To answer your question:
- Alternative Pre-built Packages: Currently, NVIDIA’s Jetson-specific Torch builds (like the one you’re using) are often tailored to the platform and might not include the
USE_DISTRIBUTED=1
configuration, given the constraints of the embedded systems. However, there might be a few avenues to explore:
- NVIDIA PyTorch Containers: While this won’t directly address the specific build issue, you might want to check out NVIDIA’s pre-built PyTorch containers for Jetson. These are fully optimized for Jetson hardware and might have better support for distributed features out-of-the-box, though they may require Docker.
- Third-Party Wheels: It’s possible that some other repositories (such as the ones from community members working with Jetson) have built versions of PyTorch with
torch.distributed
enabled. You could try searching places like JetsonHacks or other GitHub repositories that specialize in pre-built wheels for Jetson systems.
- Minimizing Storage Overhead: Given that your system is running low on storage, I understand the reluctance to recompile from scratch. One option is to look for smaller pre-built packages with only the necessary components of PyTorch, possibly stripping down non-essential features. You might also explore symlink-based approaches to avoid using up too much local disk space if you have external storage options available.
- Recompiling Considerations: If you do end up having to recompile, I’d recommend ensuring that the build environment is as lean as possible (e.g., by using an external disk for build dependencies or utilizing an SSD if available). Additionally, NVIDIA’s Jetson Optimization Guide has some helpful tips for optimizing PyTorch builds on Jetson devices to reduce build time and storage usage.
In summary, while I don’t have a direct alternative package off the top of my head that meets your exact needs (with USE_DISTRIBUTED=1
enabled), you may want to keep exploring third-party wheels or containerized environments like Docker. If that’s not viable, compiling might still be the best option to fully leverage distributed features, but I completely understand the desire to avoid it.

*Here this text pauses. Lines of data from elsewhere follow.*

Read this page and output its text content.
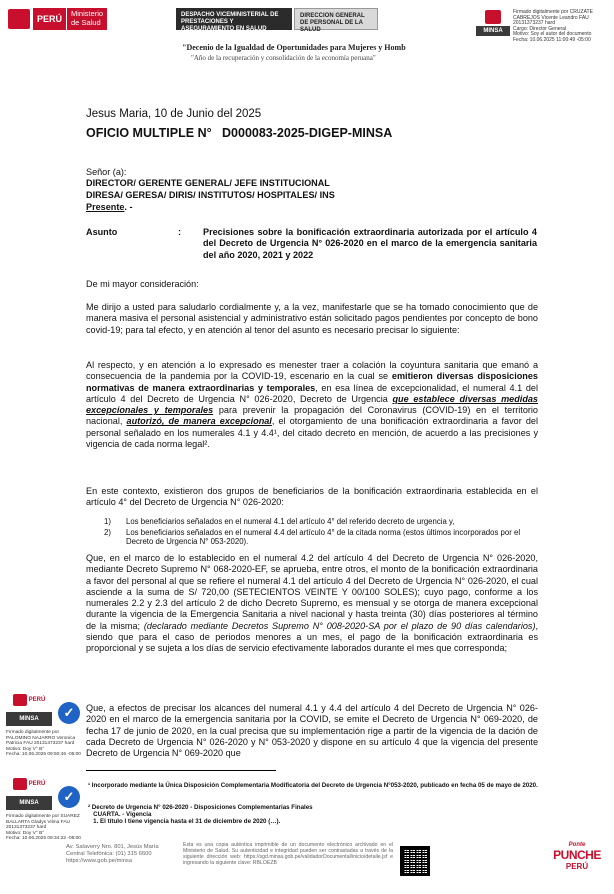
PERÚ
Ministerio
de Salud
DESPACHO VICEMINISTERIAL DE PRESTACIONES Y ASEGURAMIENTO EN SALUD
DIRECCION GENERAL DE PERSONAL DE LA SALUD	MINSA
Firmado digitalmente por CRUZATE CABREJOS Vicente Leandro FAU 20131373237 hard
Cargo: Director General
Motivo: Soy el autor del documento
Fecha: 10.06.2025 11:00:49 -05:00
"Decenio de la Igualdad de Oportunidades para Mujeres y Homb
"Año de la recuperación y consolidación de la economía peruana"
Jesus Maria, 10 de Junio del 2025
OFICIO MULTIPLE N° D000083-2025-DIGEP-MINSA
Señor (a):
DIRECTOR/ GERENTE GENERAL/ JEFE INSTITUCIONAL
DIRESA/ GERESA/ DIRIS/ INSTITUTOS/ HOSPITALES/ INS
Presente. -
Asunto	: Precisiones sobre la bonificación extraordinaria autorizada por el artículo 4 del Decreto de Urgencia N° 026-2020 en el marco de la emergencia sanitaria del año 2020, 2021 y 2022
De mi mayor consideración:
Me dirijo a usted para saludarlo cordialmente y, a la vez, manifestarle que se ha tomado conocimiento que de manera masiva el personal asistencial y administrativo están solicitado pagos pendientes por concepto de bono covid-19; para tal efecto, y en atención al tenor del asunto es necesario precisar lo siguiente:
Al respecto, y en atención a lo expresado es menester traer a colación la coyuntura sanitaria que emanó a consecuencia de la pandemia por la COVID-19, escenario en la cual se emitieron diversas disposiciones normativas de manera extraordinarias y temporales, en esa línea de excepcionalidad, el numeral 4.1 del artículo 4 del Decreto de Urgencia N° 026-2020, Decreto de Urgencia que establece diversas medidas excepcionales y temporales para prevenir la propagación del Coronavirus (COVID-19) en el territorio nacional, autorizó, de manera excepcional, el otorgamiento de una bonificación extraordinaria a favor del personal señalado en los numerales 4.1 y 4.4¹, del citado decreto en mención, de acuerdo a las precisiones y vigencia de cada norma legal².
En este contexto, existieron dos grupos de beneficiarios de la bonificación extraordinaria establecida en el artículo 4° del Decreto de Urgencia N° 026-2020:
1)	Los beneficiarios señalados en el numeral 4.1 del artículo 4° del referido decreto de urgencia y,
2)	Los beneficiarios señalados en el numeral 4.4 del artículo 4° de la citada norma (estos últimos incorporados por el Decreto de Urgencia N° 053-2020).
Que, en el marco de lo establecido en el numeral 4.2 del artículo 4 del Decreto de Urgencia N° 026-2020, mediante Decreto Supremo N° 068-2020-EF, se aprueba, entre otros, el monto de la bonificación extraordinaria a favor del personal al que se refiere el numeral 4.1 del artículo 4 del Decreto de Urgencia N° 026-2020, el cual asciende a la suma de S/ 720,00 (SETECIENTOS VEINTE Y 00/100 SOLES); cuyo pago, conforme a los numerales 2.2 y 2.3 del artículo 2 de dicho Decreto Supremo, es mensual y se otorga de manera excepcional durante la vigencia de la Emergencia Sanitaria a nivel nacional y hasta treinta (30) días posteriores al término de la misma; (declarado mediante Decretos Supremo N° 008-2020-SA por el plazo de 90 días calendarios), siendo que para el caso de periodos menores a un mes, el pago de la bonificación extraordinaria es proporcional y se sujeta a los días de servicio efectivamente laborados durante el mes que corresponda;
Que, a efectos de precisar los alcances del numeral 4.1 y 4.4 del artículo 4 del Decreto de Urgencia N° 026-2020 en el marco de la emergencia sanitaria por la COVID, se emite el Decreto de Urgencia N° 069-2020, de fecha 17 de junio de 2020, en la cual precisa que su implementación rige a partir de la vigencia de la dación de cada Decreto de Urgencia N° 026-2020 y N° 053-2020 y dispone en su artículo 4 que la vigencia del presente Decreto de Urgencia N° 069-2020 que
¹ Incorporado mediante la Única Disposición Complementaria Modificatoria del Decreto de Urgencia N°053-2020, publicado en fecha 05 de mayo de 2020.
² Decreto de Urgencia N° 026-2020 - Disposiciones Complementarias Finales
CUARTA. - Vigencia
1. El título I tiene vigencia hasta el 31 de diciembre de 2020 (…).
PERÚ
MINSA	✓
Firmado digitalmente por
PALOMINO NAJARRO Veronica
Patricia FAU 20131373237 hard
Motivo: Doy V° B°
Fecha: 10.06.2025 09:50:46 -05:00
PERÚ
MINSA	✓
Firmado digitalmente por SUAREZ
BALLARTA Gladys Vilma FAU
20131373237 hard
Motivo: Doy V° B°
Fecha: 10.06.2025 09:34:22 -05:00
Av. Salaverry Nro. 801, Jesús María
Central Telefónica: (01) 315 6600
https://www.gob.pe/minsa
Esta es una copia auténtica imprimible de un documento electrónico archivado en el Ministerio de Salud. Su autenticidad e integridad pueden ser contrastadas a través de la siguiente dirección web: https://sgd.minsa.gob.pe/validadorDocumental/inicio/detalle.jsf e ingresando la siguiente clave: RBLOEZB
Ponte
PUNCHE
PERÚ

Let me know if you need further insights.
Thank you Julian for your informative reply! I have managed to use the Jetson Containers docker orchestration system to build a torch image, and have extracted the resulting filesystem. I have seen comments that USE_DISTRIBUTED=1 is the default for Linux builds, so I am hopeful that the resulting torch package has this feature enabled, although I am unsure how to tell if this is actually the case. My main questions now are:
- Did this build enable torch.distributed as desired (I have seen comments that USE_DISTRIBUTED=1 is the default for Linux builds)?
- How can I build an installable whl file from the build results?
- The resulting build appears to have a complex directory structure (shown below), which I don’t fully understand. Any pointers welcome!
I have never built a python whl file from scratch before, but apparently there is a lot of metadata that needs to be specified in either a setup.py file or using in whatever poetry requires (also never used before).
Is there any hope of finding documentation on how to extract and package the build result correctly?
Hi,
Please try the package from below link instead:
https://pypi.jetson-ai-lab.dev/jp6/cu126/torch/2.5.0
$ python3
Python 3.10.12 (main, Sep 11 2024, 15:47:36) [GCC 11.4.0] on linux
Type "help", "copyright", "credits" or "license" for more information.
>>> import torch
>>> torch.__version__
'2.5.0'
>>> torch.distributed.is_available()
True
Thanks.
Nice - that may be cleaner than what I currently have. Good find!